Downstairs, Dylan marveled at miniature Spider-Men and Harry Potters. He claimed each witch the scariest, each princess the loveliest. Mary did not think of the way that Stella always chose a winged creature for her Halloween costume: butterfly, bumblebee, fairy. She did not think of how meager that list was, how it should have grown over the years, adding bats and ladybugs, raptors and dragonflies.
Eventually Dylan came upstairs.
“What a crowd!” he said. “We never have such a crowd.”
“Usually we’re among them,” Mary said without looking at him. “We’re trick-or-treaters.”
He stood in front of the television, holding a pastry box tied with string.
“Someone got mixed up and gave us candy instead of the other way around?” she said, taking it from him.
She pulled the string from the box and opened it. Inside, nestled in a tight row, sat three cannelles.
“Scarlet brought them?” Mary said.
“I found them on the doorstep. No note.”
Dylan sat beside her on the bed.
“What a terrible night,” he said.
Mary handed him one of the pastries and took one for herself, letting its perfect sweetness fill her mouth.
“It might have been better if we’d done it together,” he said, not looking at her. “If we’d both been down there.”
&nbs
p; Mary shook her head. “I told you I couldn’t,” she said. “You could have hidden up here with me.” She tried not to sound defensive.
But Dylan said, “I guess I can’t hide from everything like you can,” and she heard that too-familiar edge in his voice.
“I’m sorry,” Mary told him, though she wasn’t certain what she was sorry about: sorry that Stella had died and she couldn’t handle it?
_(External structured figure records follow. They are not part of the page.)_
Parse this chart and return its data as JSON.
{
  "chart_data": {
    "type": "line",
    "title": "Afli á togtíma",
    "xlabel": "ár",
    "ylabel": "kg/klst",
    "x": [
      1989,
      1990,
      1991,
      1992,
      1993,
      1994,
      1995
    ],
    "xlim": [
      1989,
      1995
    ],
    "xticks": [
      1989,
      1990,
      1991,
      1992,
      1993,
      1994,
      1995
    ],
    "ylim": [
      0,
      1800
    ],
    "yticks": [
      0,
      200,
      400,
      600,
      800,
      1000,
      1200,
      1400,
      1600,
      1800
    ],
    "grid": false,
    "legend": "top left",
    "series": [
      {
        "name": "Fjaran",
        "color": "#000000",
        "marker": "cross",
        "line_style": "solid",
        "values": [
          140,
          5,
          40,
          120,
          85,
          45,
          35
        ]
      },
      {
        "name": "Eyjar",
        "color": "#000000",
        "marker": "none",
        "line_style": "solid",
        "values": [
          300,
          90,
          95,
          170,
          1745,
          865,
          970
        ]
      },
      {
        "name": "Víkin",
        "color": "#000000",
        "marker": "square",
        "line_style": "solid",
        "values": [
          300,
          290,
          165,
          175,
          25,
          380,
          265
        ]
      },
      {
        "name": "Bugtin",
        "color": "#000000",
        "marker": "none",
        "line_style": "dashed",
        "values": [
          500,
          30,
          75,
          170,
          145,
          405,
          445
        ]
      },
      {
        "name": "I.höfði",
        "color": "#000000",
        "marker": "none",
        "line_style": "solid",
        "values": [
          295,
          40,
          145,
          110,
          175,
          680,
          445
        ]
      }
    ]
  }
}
Sorry she couldn’t be more like him in the face of this?
“I’ll fight you for the third one,” Dylan said, changing the subject, letting their frustration lie there between them.
“One holiday down, and an infinite number to go,” Dylan said, licking crumbs from his fingers.
“And my mother’s threatening to come for Thanksgiving,” Mary said, her hands shaping the string into the Eiffel Tower.
Too early one morning her mother had called. “I’ve been invited to eat with Saul and his family,” she’d said, “but if you want me there, there I’ll be.”
“Saul?” Mary had said, cranky. She hated starting the day with a phone call from her mother. “Who’s Saul?”
“I’ve only mentioned him a few hundred times,” her mother said. “A neighbor. A friend. His children, all three of them, come down from Houston for Thanksgiving. With their spouses. And their children.”
“Lucky Saul,” Mary said.
“Eight grandchildren. He’ll have a full house, that’s for sure. I said I’d make my sweet potatoes. The ones I do so beautifully? The casserole? And of course help with the turkey.”
“It sounds like you should stay there then,” Mary said. Her first year without Stella, and didn’t all the books and groups and advice about grief warn that all the firsts were the worst? Couldn’t her mother figure that out when everyone else seemed to know it?
“That’s what I thought,” her mother was saying. “You and Dylan should get away. Go to Havana. That’s the place to forget everything.”
“What if I don’t want to forget?” Mary said, closing her eyes against her mother’s voice, against the sun that was beginning to show its bright face in her bedroom window, against the whole world beyond her bed.